The USS Guitarro was a Gato-class submarine that was launched in 1943 by the Manitowoc Shipbuilding Company of Manitowoc, Wisconsin. She was sponsored by Mrs. Ross T. McIntire and commissioned on January 26, 1944 with Lieutenant Commander Enrique Haskins in command.
Guitarro completed a total of five war patrols between May 1944 and May 1945. She sunk her first cargo vessel during her maiden war patrol and also managed to evade counter-attacks by the screen ships located in the same convoy. Afterward, on the night of June 2nd Guitarro made a moonlight periscope approach and effectively sunk the frigate Awaii. Guitarro’s second war patrol took her to the South China Sea just off the coast of Luzon where she sunk another frigate, where again the enemy responded and Guitarro managed to elude them. During this same patrol, Guitarro targeted and defeated the tanker Shinei Maru, passenger-cargo ship Uga Maru, and the coastal tanker Nanshin Maru.
Guitarro’s subsequent patrols had similar results and the sub was awarded the Navy Unit Commendation. During her fifth patrol the vessel was placed in charge of laying mines off Berhala Island, as well as patrolling the shipping lanes between Borneo and Singapore. She finally arrived at San Francisco, California on June 18, 1945 and was decommissioned at Mare Island on December 6th of the same year, where she was placed in reserve.
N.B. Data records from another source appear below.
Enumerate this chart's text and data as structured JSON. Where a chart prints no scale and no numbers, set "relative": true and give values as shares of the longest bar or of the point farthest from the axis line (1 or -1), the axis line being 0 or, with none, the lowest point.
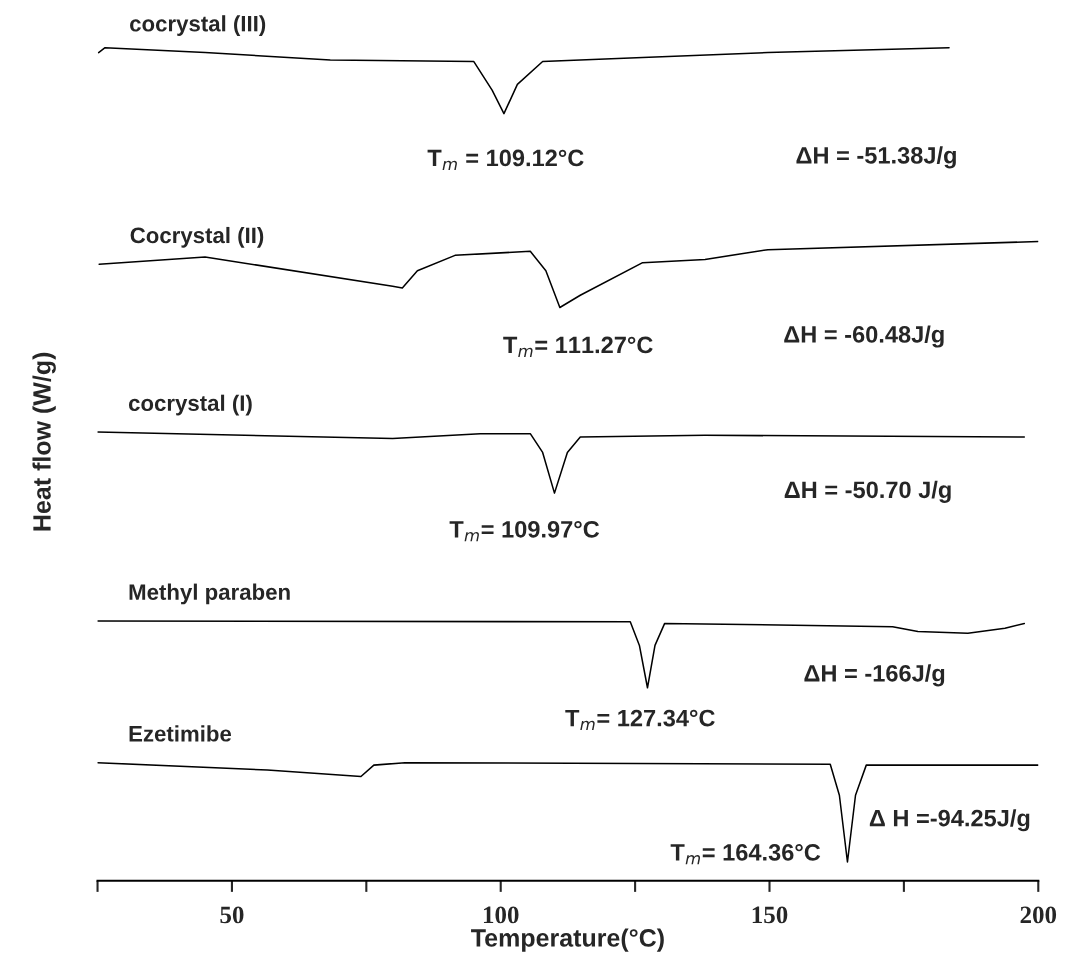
{
  "chart_data": {
    "type": "line",
    "relative": true,
    "xlabel": "Temperature(°C)",
    "ylabel": "Heat flow (W/g)",
    "xlim": [
      25,
      200
    ],
    "xticks": [
      50,
      100,
      150,
      200
    ],
    "tick_labels": "x",
    "grid": false,
    "legend": false,
    "marker": "none",
    "line_style": "solid",
    "series": [
      {
        "name": "cocrystal (III)",
        "color": "#000000",
        "x": [
          25.2,
          26.4,
          45.0,
          68.3,
          95.0,
          98.4,
          100.6,
          103.1,
          107.8,
          126.4,
          149.7,
          183.4
        ],
        "values": [
          0.994,
          1.0,
          0.994,
          0.985,
          0.983,
          0.948,
          0.919,
          0.955,
          0.983,
          0.988,
          0.994,
          1.0
        ]
      },
      {
        "name": "Cocrystal (II)",
        "color": "#000000",
        "x": [
          25.3,
          45.0,
          79.9,
          81.7,
          84.5,
          91.5,
          105.5,
          108.4,
          111.0,
          114.8,
          126.4,
          138.0,
          149.7,
          200
        ],
        "values": [
          0.734,
          0.743,
          0.707,
          0.705,
          0.726,
          0.745,
          0.75,
          0.726,
          0.681,
          0.696,
          0.736,
          0.74,
          0.752,
          0.762
        ]
      },
      {
        "name": "cocrystal (I)",
        "color": "#000000",
        "x": [
          25.0,
          79.9,
          96.2,
          105.5,
          107.8,
          110.0,
          112.4,
          114.8,
          138.0,
          197.4
        ],
        "values": [
          0.528,
          0.52,
          0.526,
          0.526,
          0.503,
          0.453,
          0.503,
          0.522,
          0.524,
          0.522
        ]
      },
      {
        "name": "Methyl paraben",
        "color": "#000000",
        "x": [
          25.0,
          124.1,
          125.8,
          127.3,
          128.7,
          130.5,
          172.9,
          177.6,
          186.9,
          193.8,
          197.4
        ],
        "values": [
          0.296,
          0.295,
          0.266,
          0.214,
          0.266,
          0.293,
          0.289,
          0.283,
          0.281,
          0.287,
          0.293
        ]
      },
      {
        "name": "Ezetimibe",
        "color": "#000000",
        "x": [
          25.0,
          56.6,
          74.0,
          76.4,
          82.2,
          161.3,
          163.0,
          164.5,
          166.0,
          168.0,
          200
        ],
        "values": [
          0.122,
          0.113,
          0.105,
          0.119,
          0.122,
          0.12,
          0.082,
          0.0,
          0.082,
          0.119,
          0.119
        ]
      }
    ],
    "annotations": [
      "T$_{m}$ = 109.12°C",
      "ΔH = -51.38J/g",
      "T$_{m}$= 111.27°C",
      "ΔH = -60.48J/g",
      "ΔH = -50.70 J/g",
      "T$_{m}$= 109.97°C",
      "ΔH = -166J/g",
      "T$_{m}$= 127.34°C",
      "T$_{m}$= 164.36°C",
      "Δ H =-94.25J/g"
    ]
  }
}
Guitarro was re-commissioned February 6, 1952 and given an overhaul in order to engage in a series of exercises conducted off the coast of San Diego. After this she was once again decommissioned in 1953 and underwent a Fleet Snorkel conversion. Guitarro was awarded four battle stars for her service in World War II with all but her fourth war patrol being deemed “successful.”
Transfer to Turkey
Prior to a transfer to Turkey under the Military Defense Assistance Program Guitarro was re-commissioned yet again and utilized for the training of Turkish soldiers. She was officially transferred to Turkey in August of 1954 where she was renamed TCG Preveze S 22, and eventually TCG Preveze S 340. She was formally sold to Turkey in 1972, after which the vessel was scrapped.
Asbestos in Navy Ships
Although an essential component of the naval fleet, especially throughout conflicts of the last century, submarines also pose a lasting health risk to soldiers serving on them. However, these risks extend beyond the inherent dangers that existed while operating the vessels during military conflicts. Unfortunately, products containing asbestos were also common aboard submarines because of the material’s high resistance to heat and fire. Despite its value as an insulator, asbestos fiber intake can lead to several serious health consequences, including mesothelioma, a devastating cancer without cure. Furthermore, the enclosed environment of submarines put servicemen at an even higher risk of exposure. Current and former military personnel who came into contact with or served on submarines should seek immediate medical attention in order to detect possible health consequences associated with asbestos exposure.